Rabbi Spike Anderson

Rabbi Spike Anderson

We have never experienced anything like coronavirus as a society. Our synagogue, like religious institutions everywhere, is made up of individuals who are increasingly experiencing real angst and fear related to their jobs, their health and that of their loved ones, and feelings of isolation. In short, the “unknown” looms more distinctly than it has for us in living memory.

I believe that, in some ways, our synagogue was built for times like these. If our mission is to bring light into a darkening world (hope and goodness), and provide an avenue for spiritual development with like-minded people, now is the time when these strengths are most poignant.

Temple Emanu-El has always been “high touch,” as opposed to “high-tech.” One of our first challenges was how to do both. If we could not bring our people to their Judaism, we would have to find a way to bring Judaism to our people, wherever they were.

Clearly, our millennial Rabbis were invaluable in helping us make the vital changes, as well as to acclimate our congregants as fast as possible.

Our in-person daily classes now were to be conducted and attended via Zoom. Our Friday night Shabbat services, now conducted in an empty sanctuary, were to be experienced via Facebook live. Our social interactions were now “face-to-face” from the safety of our own homes. Pastoral care, which I always think is best face-to-face, was now screen-to-screen. Not surprisingly, the numbers of congregants who attend through these new mediums has doubled, and in some cases, tripled. Ample time plus acute need has led to increased engagement.

A saving grace has been the mobilization of groups of congregants who make daily calls to others in our congregation. This type of outreach ensures that no one falls through the cracks and we can be there to help them if they need food or medicine. As important, these daily phone calls bring connection, even if it is with congregants whom they do not (yet) know.

There is a Hebrew expression attributed to the prime minister of Israel, Golda Meir, as she led her country against enemies that pressed its borders: “Ayn Brayra,” which translates as, “There is no choice.” Religion (paired with science) is what will get us through this plague.

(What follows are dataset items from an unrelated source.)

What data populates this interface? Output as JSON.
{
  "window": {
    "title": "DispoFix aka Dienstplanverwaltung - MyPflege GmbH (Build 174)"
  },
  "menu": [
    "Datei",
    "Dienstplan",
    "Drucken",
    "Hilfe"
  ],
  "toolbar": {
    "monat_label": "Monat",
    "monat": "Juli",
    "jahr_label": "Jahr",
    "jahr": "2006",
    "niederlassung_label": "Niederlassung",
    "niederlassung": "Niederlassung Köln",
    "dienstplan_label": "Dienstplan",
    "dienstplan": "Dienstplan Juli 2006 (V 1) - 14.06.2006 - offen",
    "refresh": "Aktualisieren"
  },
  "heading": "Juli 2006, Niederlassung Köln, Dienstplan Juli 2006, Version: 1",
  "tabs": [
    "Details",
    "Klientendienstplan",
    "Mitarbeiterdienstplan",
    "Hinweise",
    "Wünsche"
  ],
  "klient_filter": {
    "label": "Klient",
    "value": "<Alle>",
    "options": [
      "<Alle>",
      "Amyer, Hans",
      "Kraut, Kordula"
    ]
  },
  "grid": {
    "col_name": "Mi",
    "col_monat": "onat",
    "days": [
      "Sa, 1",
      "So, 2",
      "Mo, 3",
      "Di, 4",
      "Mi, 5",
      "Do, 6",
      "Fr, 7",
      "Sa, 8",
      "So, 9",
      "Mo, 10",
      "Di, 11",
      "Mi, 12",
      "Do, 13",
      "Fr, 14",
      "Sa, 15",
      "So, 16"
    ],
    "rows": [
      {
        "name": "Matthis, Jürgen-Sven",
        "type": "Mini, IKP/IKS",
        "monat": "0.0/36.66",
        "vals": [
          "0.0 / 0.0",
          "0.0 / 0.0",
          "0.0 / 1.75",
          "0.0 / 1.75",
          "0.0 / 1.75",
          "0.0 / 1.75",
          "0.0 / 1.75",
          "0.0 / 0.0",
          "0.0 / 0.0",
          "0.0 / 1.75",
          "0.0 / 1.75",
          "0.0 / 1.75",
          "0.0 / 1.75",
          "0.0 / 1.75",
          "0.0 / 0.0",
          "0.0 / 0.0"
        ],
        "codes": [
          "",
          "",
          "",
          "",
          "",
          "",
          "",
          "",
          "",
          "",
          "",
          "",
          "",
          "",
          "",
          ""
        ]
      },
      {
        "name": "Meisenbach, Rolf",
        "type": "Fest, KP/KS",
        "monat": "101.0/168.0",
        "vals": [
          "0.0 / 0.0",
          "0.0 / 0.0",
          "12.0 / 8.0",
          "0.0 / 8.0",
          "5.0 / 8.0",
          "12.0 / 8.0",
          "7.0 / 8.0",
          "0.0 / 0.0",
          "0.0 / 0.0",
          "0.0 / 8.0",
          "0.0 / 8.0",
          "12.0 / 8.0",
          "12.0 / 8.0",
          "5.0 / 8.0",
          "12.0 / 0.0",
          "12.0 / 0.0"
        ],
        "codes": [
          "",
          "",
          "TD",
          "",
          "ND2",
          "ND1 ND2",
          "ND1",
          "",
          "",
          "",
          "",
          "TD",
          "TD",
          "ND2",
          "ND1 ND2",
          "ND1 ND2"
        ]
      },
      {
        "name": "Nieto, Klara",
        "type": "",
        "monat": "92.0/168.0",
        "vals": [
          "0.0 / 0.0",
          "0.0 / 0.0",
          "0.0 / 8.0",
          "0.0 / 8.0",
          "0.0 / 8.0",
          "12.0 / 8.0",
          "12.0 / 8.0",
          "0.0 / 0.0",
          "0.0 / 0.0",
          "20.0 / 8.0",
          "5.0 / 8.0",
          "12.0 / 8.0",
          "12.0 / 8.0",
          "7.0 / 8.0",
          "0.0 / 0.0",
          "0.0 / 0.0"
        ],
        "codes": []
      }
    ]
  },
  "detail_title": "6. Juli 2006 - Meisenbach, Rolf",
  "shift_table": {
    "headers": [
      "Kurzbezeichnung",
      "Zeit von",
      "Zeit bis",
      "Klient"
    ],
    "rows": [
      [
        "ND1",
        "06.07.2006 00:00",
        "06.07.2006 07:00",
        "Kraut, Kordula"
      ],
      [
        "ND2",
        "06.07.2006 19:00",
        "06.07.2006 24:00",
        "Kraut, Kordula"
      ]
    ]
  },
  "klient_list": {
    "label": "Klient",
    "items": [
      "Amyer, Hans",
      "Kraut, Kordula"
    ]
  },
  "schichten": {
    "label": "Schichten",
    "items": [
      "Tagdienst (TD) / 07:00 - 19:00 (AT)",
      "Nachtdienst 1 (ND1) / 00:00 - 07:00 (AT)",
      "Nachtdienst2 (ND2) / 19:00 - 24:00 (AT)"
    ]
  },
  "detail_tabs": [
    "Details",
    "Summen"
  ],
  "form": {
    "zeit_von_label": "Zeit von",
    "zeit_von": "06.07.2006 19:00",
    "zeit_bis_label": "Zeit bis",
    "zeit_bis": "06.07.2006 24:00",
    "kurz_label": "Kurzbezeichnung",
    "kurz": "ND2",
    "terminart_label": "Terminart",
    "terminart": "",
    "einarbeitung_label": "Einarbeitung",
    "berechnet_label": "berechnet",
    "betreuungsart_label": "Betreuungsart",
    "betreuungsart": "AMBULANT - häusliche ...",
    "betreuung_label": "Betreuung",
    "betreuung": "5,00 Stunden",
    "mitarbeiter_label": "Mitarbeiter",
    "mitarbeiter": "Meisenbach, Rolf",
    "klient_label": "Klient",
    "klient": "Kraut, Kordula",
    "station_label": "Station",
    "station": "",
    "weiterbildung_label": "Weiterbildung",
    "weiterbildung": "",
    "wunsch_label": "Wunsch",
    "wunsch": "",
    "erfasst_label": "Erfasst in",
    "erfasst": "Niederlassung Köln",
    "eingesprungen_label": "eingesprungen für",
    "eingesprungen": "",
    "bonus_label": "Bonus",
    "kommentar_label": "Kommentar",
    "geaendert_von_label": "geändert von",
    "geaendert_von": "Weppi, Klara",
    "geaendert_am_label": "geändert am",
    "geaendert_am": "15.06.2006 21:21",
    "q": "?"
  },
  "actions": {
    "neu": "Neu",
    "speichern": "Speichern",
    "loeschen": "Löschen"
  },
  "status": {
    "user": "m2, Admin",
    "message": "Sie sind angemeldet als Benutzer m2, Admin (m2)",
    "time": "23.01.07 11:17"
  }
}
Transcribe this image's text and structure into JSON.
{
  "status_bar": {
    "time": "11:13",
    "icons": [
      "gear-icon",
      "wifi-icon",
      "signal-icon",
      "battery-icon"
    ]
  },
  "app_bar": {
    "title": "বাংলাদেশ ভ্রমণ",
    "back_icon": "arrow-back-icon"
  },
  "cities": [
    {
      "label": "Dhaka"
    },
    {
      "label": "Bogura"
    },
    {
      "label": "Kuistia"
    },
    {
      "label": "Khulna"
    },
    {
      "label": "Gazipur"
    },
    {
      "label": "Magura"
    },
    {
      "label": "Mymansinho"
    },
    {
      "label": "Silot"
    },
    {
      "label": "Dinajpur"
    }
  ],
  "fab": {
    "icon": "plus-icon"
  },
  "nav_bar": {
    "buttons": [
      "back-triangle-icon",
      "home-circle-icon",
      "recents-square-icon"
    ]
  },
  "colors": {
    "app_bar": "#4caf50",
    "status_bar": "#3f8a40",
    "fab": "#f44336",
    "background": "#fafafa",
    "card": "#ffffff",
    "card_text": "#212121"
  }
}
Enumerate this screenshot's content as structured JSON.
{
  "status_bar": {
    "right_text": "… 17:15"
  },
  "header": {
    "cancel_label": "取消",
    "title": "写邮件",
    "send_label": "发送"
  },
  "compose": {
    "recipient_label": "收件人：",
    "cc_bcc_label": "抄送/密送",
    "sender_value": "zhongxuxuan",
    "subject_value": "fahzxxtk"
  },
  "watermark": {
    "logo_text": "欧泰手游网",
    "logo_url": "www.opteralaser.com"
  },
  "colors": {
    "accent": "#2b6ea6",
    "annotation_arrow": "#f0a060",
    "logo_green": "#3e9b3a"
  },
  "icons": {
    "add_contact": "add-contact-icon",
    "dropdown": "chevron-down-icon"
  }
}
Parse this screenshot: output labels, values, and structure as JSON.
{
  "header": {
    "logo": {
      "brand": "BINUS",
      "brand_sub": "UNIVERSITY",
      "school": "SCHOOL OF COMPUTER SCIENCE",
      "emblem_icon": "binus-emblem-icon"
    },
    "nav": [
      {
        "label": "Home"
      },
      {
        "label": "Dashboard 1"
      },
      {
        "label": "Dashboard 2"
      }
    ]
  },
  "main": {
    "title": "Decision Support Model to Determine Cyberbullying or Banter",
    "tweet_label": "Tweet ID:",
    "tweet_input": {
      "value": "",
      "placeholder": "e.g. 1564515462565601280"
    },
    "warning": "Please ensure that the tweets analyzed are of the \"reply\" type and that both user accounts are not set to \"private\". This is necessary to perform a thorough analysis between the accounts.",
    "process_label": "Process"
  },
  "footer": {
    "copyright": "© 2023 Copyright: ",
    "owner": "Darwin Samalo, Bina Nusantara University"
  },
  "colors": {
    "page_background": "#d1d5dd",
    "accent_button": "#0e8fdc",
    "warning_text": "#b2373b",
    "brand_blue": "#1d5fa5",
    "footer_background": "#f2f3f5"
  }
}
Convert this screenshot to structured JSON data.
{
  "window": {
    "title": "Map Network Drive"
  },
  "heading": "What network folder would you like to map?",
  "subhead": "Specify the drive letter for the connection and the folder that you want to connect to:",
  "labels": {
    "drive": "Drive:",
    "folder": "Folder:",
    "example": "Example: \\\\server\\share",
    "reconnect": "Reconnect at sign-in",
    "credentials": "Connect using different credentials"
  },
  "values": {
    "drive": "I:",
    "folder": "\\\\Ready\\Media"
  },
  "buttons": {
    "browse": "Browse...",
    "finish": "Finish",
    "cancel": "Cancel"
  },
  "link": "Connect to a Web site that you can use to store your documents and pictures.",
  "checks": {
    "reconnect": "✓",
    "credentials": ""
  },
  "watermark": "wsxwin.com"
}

It offers hope, connection, and the understanding that we are all part of the human experience, even if this is new to us. The hope is for better days, soon. The connection is with one another, and God. And the link to human experience allows us to see ourselves as something greater, and thus, far from alone.

Mayor Lynn Deutsch

Mayor Lynn Deutsch.

As mayor, I have been incredibly proud of Dunwoody staff’s ability to transition rather seamlessly from a traditional office setting to a virtual scenario. The city continues to move forward and has actually been able to expedite some public works projects as a result of the reduction in vehicle traffic. I am impressed with the quality of work that continues to happen, permitting, inspections, park construction and more are signs that Dunwoody is open for business.  As we continue to travel through this challenging time, I expect that the next step for Dunwoody, like many businesses, will be a hybrid of some work occurring in the office and some work continuing to be conducted virtually.

We’ve learned to be flexible and creative, but we haven’t forgotten the importance of face-to-face communication. Our officers are on the streets. Our public works and parks teams are on-site. Our public meetings are more meaningful and productive when we can actually see and interact with the public. We can only do so much for so long virtually. That’s why I look forward to reopening City Hall when the time is right and in a way that’s safe for all. Because of this pandemic, things might look different. But our commitment to this community is unchanged.